The apparent excess in the Higgs to di-photon rate at the LHC: New Physics or QCD uncertainties?

TL;DR

The paper investigates whether the observed excess in Higgs to diphoton decay rate at the LHC can be explained by standard QCD uncertainties rather than new physics, emphasizing the importance of accounting for theoretical uncertainties.

Contribution

It demonstrates how incorporating QCD uncertainties into Higgs production cross section calculations reduces the apparent excess in the diphoton channel to within one standard deviation.

Findings

QCD uncertainties significantly affect Higgs production rate predictions.

Accounting for these uncertainties reduces the excess to about one standard deviation.

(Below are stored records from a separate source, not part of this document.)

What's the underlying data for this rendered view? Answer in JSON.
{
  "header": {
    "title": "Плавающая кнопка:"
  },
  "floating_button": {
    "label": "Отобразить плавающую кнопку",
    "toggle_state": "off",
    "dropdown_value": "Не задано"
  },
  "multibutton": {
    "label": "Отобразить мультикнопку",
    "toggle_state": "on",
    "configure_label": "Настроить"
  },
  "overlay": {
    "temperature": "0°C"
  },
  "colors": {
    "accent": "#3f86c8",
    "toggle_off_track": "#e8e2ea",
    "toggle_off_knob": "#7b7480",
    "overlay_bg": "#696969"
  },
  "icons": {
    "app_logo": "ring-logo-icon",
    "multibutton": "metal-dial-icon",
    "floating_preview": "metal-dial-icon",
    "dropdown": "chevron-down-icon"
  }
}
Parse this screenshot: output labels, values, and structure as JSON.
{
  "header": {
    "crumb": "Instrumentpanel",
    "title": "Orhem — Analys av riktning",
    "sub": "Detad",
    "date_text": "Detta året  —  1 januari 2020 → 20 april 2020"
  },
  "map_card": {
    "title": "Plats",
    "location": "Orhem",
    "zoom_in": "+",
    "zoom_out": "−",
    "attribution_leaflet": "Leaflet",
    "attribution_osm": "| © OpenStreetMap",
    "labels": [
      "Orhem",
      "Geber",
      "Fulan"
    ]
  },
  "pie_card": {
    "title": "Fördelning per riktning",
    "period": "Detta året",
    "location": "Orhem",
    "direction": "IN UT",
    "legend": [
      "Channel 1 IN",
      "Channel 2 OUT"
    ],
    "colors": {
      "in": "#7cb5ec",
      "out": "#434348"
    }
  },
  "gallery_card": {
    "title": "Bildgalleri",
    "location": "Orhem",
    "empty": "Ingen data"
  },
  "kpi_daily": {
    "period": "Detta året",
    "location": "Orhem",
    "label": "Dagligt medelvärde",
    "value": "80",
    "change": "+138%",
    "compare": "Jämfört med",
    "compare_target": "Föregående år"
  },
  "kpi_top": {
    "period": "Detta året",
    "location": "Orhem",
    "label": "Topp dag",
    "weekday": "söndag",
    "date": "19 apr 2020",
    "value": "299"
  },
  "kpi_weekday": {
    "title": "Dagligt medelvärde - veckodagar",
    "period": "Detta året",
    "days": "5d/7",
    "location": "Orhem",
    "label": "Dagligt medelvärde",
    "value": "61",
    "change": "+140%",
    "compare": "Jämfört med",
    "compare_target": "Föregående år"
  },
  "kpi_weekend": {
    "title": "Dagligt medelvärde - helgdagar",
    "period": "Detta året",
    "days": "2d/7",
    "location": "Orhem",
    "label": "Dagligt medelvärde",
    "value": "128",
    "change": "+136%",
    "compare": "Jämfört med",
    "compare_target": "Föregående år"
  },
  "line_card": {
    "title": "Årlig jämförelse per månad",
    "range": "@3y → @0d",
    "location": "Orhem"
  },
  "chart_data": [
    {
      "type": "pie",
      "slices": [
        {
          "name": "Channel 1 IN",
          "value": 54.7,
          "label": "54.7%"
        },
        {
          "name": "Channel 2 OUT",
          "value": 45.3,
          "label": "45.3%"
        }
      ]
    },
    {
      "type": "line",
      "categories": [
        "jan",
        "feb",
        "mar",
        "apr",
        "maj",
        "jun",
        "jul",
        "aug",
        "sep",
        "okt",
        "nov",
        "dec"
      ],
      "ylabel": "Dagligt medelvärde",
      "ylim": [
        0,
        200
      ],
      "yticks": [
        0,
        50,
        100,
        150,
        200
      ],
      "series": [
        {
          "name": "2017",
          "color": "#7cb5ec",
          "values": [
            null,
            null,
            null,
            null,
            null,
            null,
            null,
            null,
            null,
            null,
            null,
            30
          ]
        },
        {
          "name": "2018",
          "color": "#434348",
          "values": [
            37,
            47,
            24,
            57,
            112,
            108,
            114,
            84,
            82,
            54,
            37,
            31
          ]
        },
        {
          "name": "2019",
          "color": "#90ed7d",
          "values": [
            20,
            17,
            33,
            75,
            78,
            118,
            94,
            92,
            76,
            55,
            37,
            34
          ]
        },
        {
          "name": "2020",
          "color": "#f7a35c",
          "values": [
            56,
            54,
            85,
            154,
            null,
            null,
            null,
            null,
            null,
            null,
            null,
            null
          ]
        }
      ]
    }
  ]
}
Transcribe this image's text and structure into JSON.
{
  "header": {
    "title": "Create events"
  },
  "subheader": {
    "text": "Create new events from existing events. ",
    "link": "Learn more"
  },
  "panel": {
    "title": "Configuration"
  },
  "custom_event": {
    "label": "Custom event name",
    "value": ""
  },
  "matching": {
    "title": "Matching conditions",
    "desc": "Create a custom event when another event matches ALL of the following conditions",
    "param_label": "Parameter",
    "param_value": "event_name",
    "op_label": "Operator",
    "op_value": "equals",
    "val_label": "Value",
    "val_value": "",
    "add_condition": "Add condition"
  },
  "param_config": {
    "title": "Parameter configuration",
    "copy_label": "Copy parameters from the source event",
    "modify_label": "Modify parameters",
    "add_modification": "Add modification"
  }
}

Standard QCD effects may explain the observed diphoton rate without new physics.

Abstract

The Higgs boson with a mass $M_H \approx 126$ GeV has been observed by the ATLAS and CMS experiments at the LHC and a total significance of about five standard deviations has been reported by both collaborations when the channels $H\to \gamma \gamma$ and $H\to ZZ \to 4\ell$ are combined. Nevertheless, while the rates in the later search channel appear to be in accord with those predicted in the Standard Model, there seems to be an excess of data in the case of the $H\to \gamma\gamma$ discovery channel. Before invoking new physics contributions to explain this excess in the di--photon Higgs rate, one should verify that standard QCD effects cannot account for it. We describe how the theoretical uncertainties in the Higgs boson cross section for the main production process at the LHC, $gg \to H$, which are known to be large, should be incorporated in practice. We further show that the discrepancy between the theoretical prediction and the measured value of the $gg \to H \to \gamma \gamma$ rate, reduces to about one standard deviation when the QCD uncertainties are taken into account.